There will be upheaval with climate change in agriculture, but we have to learn from the past as well, Glenisk director Ger Cleary has said.

He told this week’s Agricultural Science Association (ASA) conference that 25 to 30 years ago, we all re-used stuff.

“We left our milk bottles out for the milkman to collect, we had money back on our bottles.

"We all bought into that and that’s what we were used to. But we lost that particular way of thinking as well. We did it before, so we should be able to do it again.”

Cleary said it was a natural step for Glenisk to go into organics because that was how it perceived the market was going.

Fashionable

“It’s something that probably wasn’t fashionable at the time, but companies like ourselves, we made it fashionable because we found that we brought our product to the market maybe before the consumer knew they wanted it.

“Timing worked for us as well and we grew the organic name over the last 20 years as well because of that. We continue to improve now and innovate. I suppose we look at innovation now in two [ways].

“One would be new product development, which is we produce products from scratch. We don’t actually really know…until we bring it to the supermarket shelf and the consumer buys it, will they buy it once or will they repeat purchase.

You can see that it’s totally changed in terms of functionality

“The other element of product innovation that we would look at is we have about 108 different types of product out there; everything from our breadwinner which is a plain, natural 500g [yoghurt] all the way down in size to our baby yoghurts as well.
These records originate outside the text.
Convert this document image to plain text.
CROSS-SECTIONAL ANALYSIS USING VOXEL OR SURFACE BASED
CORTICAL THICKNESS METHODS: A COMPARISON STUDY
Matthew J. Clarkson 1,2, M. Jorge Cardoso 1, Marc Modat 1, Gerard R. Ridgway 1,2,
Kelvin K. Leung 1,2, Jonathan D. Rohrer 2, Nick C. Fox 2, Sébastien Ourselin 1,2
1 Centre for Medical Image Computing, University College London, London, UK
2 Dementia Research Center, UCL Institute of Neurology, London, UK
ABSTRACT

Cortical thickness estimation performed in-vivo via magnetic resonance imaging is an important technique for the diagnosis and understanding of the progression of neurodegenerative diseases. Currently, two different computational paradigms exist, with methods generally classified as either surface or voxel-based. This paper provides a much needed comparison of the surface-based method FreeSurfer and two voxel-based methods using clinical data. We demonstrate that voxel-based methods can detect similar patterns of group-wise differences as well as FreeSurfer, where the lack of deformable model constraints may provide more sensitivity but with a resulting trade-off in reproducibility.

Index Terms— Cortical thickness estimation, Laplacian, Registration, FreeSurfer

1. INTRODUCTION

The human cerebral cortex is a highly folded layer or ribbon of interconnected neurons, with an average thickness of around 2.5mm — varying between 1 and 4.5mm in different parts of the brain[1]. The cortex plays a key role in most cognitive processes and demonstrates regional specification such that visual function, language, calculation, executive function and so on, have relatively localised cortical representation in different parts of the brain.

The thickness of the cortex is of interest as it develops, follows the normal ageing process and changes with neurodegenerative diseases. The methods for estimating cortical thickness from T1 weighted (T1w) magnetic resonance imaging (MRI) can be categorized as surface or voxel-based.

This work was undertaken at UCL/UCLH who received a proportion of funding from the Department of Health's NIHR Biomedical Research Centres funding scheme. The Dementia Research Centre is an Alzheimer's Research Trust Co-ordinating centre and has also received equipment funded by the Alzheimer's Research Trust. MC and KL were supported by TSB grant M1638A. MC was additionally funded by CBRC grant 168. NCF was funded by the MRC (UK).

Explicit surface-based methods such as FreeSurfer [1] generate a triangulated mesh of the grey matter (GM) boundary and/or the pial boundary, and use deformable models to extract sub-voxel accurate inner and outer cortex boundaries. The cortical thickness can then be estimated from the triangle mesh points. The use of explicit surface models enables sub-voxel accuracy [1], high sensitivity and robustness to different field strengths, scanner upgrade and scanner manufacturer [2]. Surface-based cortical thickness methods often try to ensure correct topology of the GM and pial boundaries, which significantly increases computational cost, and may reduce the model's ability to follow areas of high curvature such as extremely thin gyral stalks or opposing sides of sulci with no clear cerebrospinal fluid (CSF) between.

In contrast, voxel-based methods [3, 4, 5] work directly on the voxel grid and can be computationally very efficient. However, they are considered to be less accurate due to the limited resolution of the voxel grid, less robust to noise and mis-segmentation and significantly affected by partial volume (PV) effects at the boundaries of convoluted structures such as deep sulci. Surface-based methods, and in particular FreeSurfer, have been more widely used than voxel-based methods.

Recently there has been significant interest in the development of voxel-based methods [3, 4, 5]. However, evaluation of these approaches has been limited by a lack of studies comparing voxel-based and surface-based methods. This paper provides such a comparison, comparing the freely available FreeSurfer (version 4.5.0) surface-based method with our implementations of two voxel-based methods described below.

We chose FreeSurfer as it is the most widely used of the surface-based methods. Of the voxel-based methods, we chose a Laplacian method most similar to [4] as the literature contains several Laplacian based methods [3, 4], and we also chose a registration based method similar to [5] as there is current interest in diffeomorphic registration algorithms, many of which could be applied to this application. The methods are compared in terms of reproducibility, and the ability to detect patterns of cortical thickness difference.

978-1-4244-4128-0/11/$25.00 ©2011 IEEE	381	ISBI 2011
“Those products, if you put one up beside the other, compared to what it was 10 or 12 years ago, you can see that it’s totally changed in terms of functionality, packaging as well, but still has the same Glenisk quality in it as well.

“We innovate with our existing lines and with new product development as well,” he said.

Bigger picture

Looking at the bigger picture, Cleary said Glenisk doesn’t want to be one of the only producers of organic produce.

“We would prefer to see it become more mainstream. We think Ireland is in a great position as well, with its credentials, to exploit that and grow with the market.

“If we need to look at environmental change, reduce carbon footprint, we need to look at all aspects of it.

"We believe that organic is a way of life that was practised in the past back 50 to 70 years ago, but it was one of these many things that we lost as we moved into the second half of the 20th century as well.

“All ideas that are in front of us, they don’t need to be new ideas, they can be things that we learned from the past and organic is one of them that we did in the past as well.

“It can be brought forward in a modern way that it can feed the larger population that we are living with now as well,” he said.